The judgment of the district court is reversed and the cause remanded for further proceedings consistent with this opinion.
Reversed and remanded. No costs or attorney fees allowed.
DONALDSON, C.J., and HUNTLEY, J., concur. SHEPARD, J., would affirm the orders and judgment of the trial court and dissents without opinion.. Bernardo Ruiz was never actually dispossessed of the real property involved in this case, and as far as the record reflects he still remains in possession.
. “RULE 55(b)(2). DEFAULT JUDGMENT BY THE COURT — PERSONS EXEMPT FROM.— In all other cases the party entitled to a judgment by default shall apply to the court therefor; but no judgment by default shall be entered against an infant or incompetent person unless represented in the action by a general guardian, or other such representative who has appeared therein.....”
.“RULE 60(b).
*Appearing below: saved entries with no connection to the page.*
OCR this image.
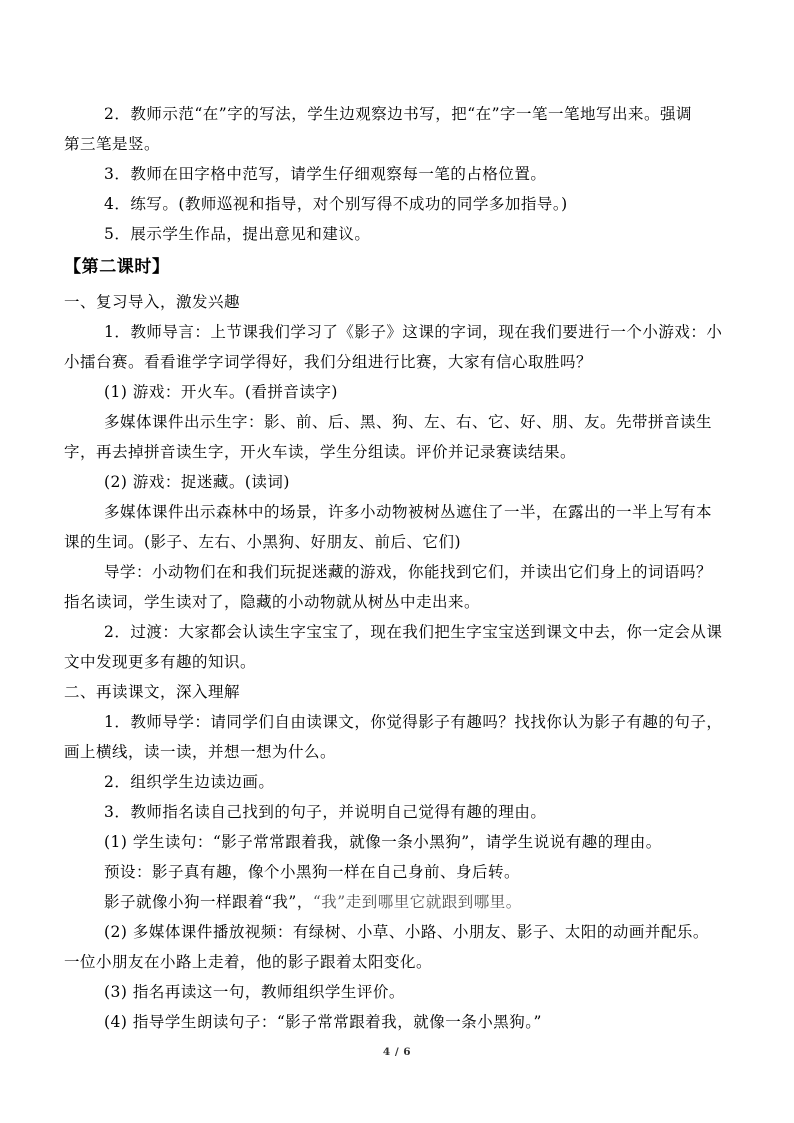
2．教师示范“在”字的写法，学生边观察边书写，把“在”字一笔一笔地写出来。强调
第三笔是竖。
3．教师在田字格中范写，请学生仔细观察每一笔的占格位置。
4．练写。(教师巡视和指导，对个别写得不成功的同学多加指导。)
5．展示学生作品，提出意见和建议。
【第二课时】
一、复习导入，激发兴趣
1．教师导言：上节课我们学习了《影子》这课的字词，现在我们要进行一个小游戏：小
小擂台赛。看看谁学字词学得好，我们分组进行比赛，大家有信心取胜吗？
(1) 游戏：开火车。(看拼音读字)
多媒体课件出示生字：影、前、后、黑、狗、左、右、它、好、朋、友。先带拼音读生
字，再去掉拼音读生字，开火车读，学生分组读。评价并记录赛读结果。
(2) 游戏：捉迷藏。(读词)
多媒体课件出示森林中的场景，许多小动物被树丛遮住了一半，在露出的一半上写有本
课的生词。(影子、左右、小黑狗、好朋友、前后、它们)
导学：小动物们在和我们玩捉迷藏的游戏，你能找到它们，并读出它们身上的词语吗？
指名读词，学生读对了，隐藏的小动物就从树丛中走出来。
2．过渡：大家都会认读生字宝宝了，现在我们把生字宝宝送到课文中去，你一定会从课
文中发现更多有趣的知识。
二、再读课文，深入理解
1．教师导学：请同学们自由读课文，你觉得影子有趣吗？找找你认为影子有趣的句子，
画上横线，读一读，并想一想为什么。
2．组织学生边读边画。
3．教师指名读自己找到的句子，并说明自己觉得有趣的理由。
(1) 学生读句：“影子常常跟着我，就像一条小黑狗”，请学生说说有趣的理由。
预设：影子真有趣，像个小黑狗一样在自己身前、身后转。
影子就像小狗一样跟着“我”，“我”走到哪里它就跟到哪里。
(2) 多媒体课件播放视频：有绿树、小草、小路、小朋友、影子、太阳的动画并配乐。
一位小朋友在小路上走着，他的影子跟着太阳变化。
(3) 指名再读这一句，教师组织学生评价。
(4) 指导学生朗读句子：“影子常常跟着我，就像一条小黑狗。”
4 / 6
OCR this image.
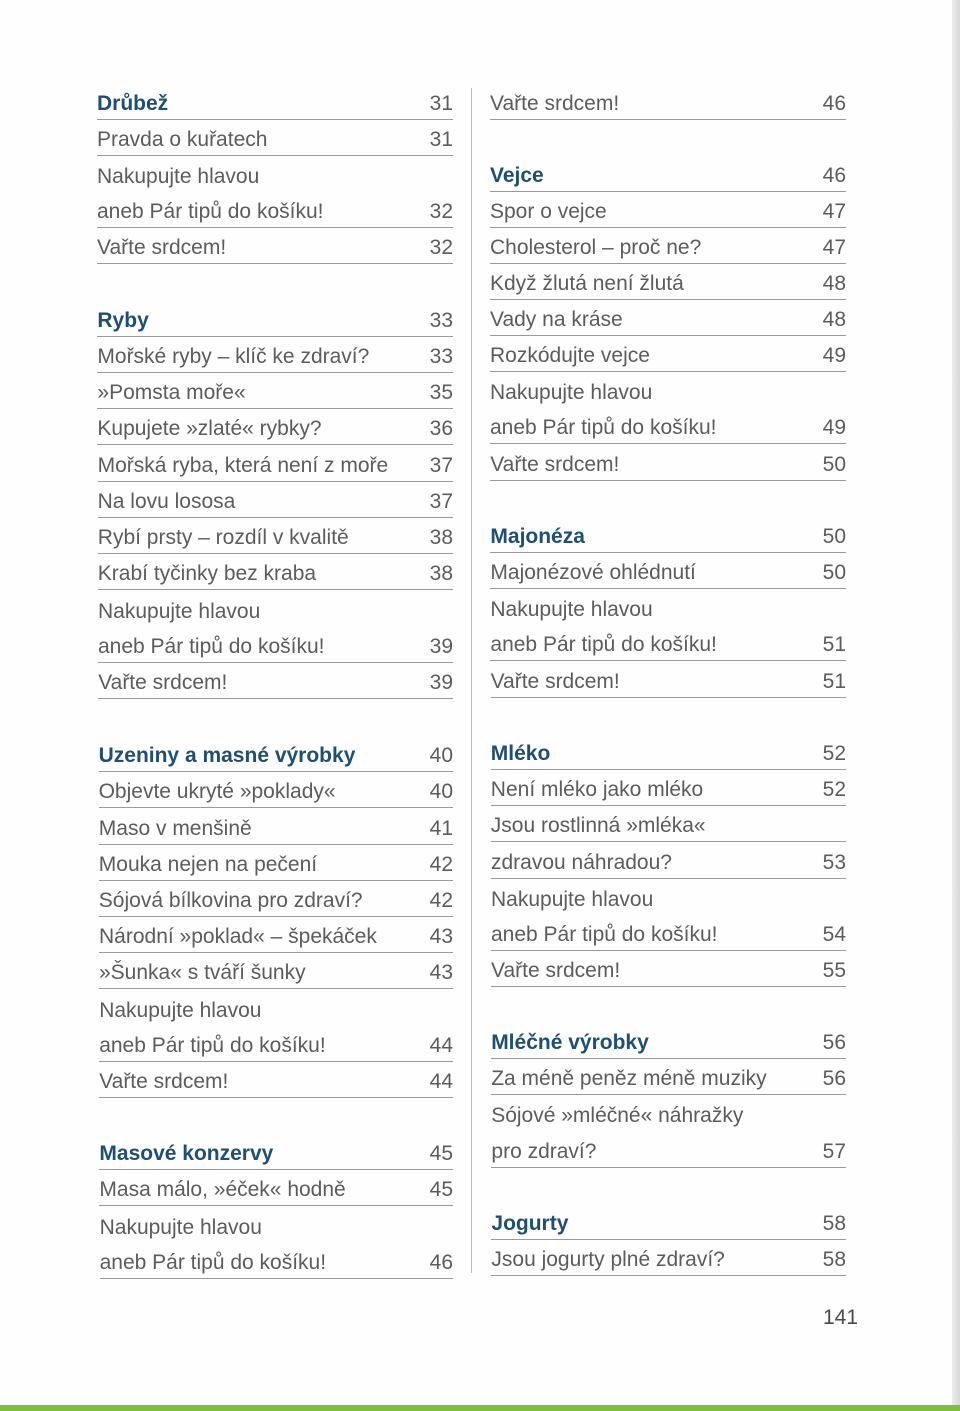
Drůbež	31
Pravda o kuřatech	31
Nakupujte hlavou
aneb Pár tipů do košíku!	32
Vařte srdcem!	32
Ryby	33
Mořské ryby – klíč ke zdraví?	33
»Pomsta moře«	35
Kupujete »zlaté« rybky?	36
Mořská ryba, která není z moře	37
Na lovu lososa	37
Rybí prsty – rozdíl v kvalitě	38
Krabí tyčinky bez kraba	38
Nakupujte hlavou
aneb Pár tipů do košíku!	39
Vařte srdcem!	39
Uzeniny a masné výrobky	40
Objevte ukryté »poklady«	40
Maso v menšině	41
Mouka nejen na pečení	42
Sójová bílkovina pro zdraví?	42
Národní »poklad« – špekáček	43
»Šunka« s tváří šunky	43
Nakupujte hlavou
aneb Pár tipů do košíku!	44
Vařte srdcem!	44
Masové konzervy	45
Masa málo, »éček« hodně	45
Nakupujte hlavou
aneb Pár tipů do košíku!	46
Vařte srdcem!	46
Vejce	46
Spor o vejce	47
Cholesterol – proč ne?	47
Když žlutá není žlutá	48
Vady na kráse	48
Rozkódujte vejce	49
Nakupujte hlavou
aneb Pár tipů do košíku!	49
Vařte srdcem!	50
Majonéza	50
Majonézové ohlédnutí	50
Nakupujte hlavou
aneb Pár tipů do košíku!	51
Vařte srdcem!	51
Mléko	52
Není mléko jako mléko	52
Jsou rostlinná »mléka«
zdravou náhradou?	53
Nakupujte hlavou
aneb Pár tipů do košíku!	54
Vařte srdcem!	55
Mléčné výrobky	56
Za méně peněz méně muziky	56
Sójové »mléčné« náhražky
pro zdraví?	57
Jogurty	58
Jsou jogurty plné zdraví?	58
141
MISTAKES, INADVERTENCE, EXCUSABLE NEGLECT, NEWLY DISCOVERED EVIDENCE, FRAUD, GROUNDS FOR RELIEF FROM JUDGMENT ON ORDER. —On motion and upon such terms as are just, the court may relieve a party or his legal representative from a final judgment, order, or proceeding for the following reasons: ... (4) the judgment is void; .... ”
. Rule 60(b)(6) reads “any other reason justifying relief from the operation of the judgment. The motion shall be made within a reasonable time, and for reasons (1), (2), (3) and (6) not more than six (6) months after the judgment, order, or proceeding was entered or taken.”
. “VI. That despite the expiration of the strict statutory period for exercising the right of redemption, the Court may under such circumstances grant plaintiff, for and on behalf of Bernardo Ruiz, an additional period of time to exercise the right of redemption granted by Idaho Code § 11 — 401 et seq.”
. “5-213. PERSONS UNDER DISABILITIES — RECOVERY OF REAL PROPERTY. — If a person entitled to commence an action for the recovery of real property, or for the recovery of the possession thereof, or to make any entry or defense founded on the title to real property, or to rents or services out of the same, be at the time such title first descends or accrues, either:
“2. Insane; or,
“The term during which such disability continues is not deemed any portion of the time in this title limited for the commencement of such action or the making of such entry or defense, but such action may be commenced, or entry or defense made, within the period of five (5) years after such disability shall cease, or after the death of the person entitled who shall die under such disability; but such action shall not be commenced or entry or defense made after that period.”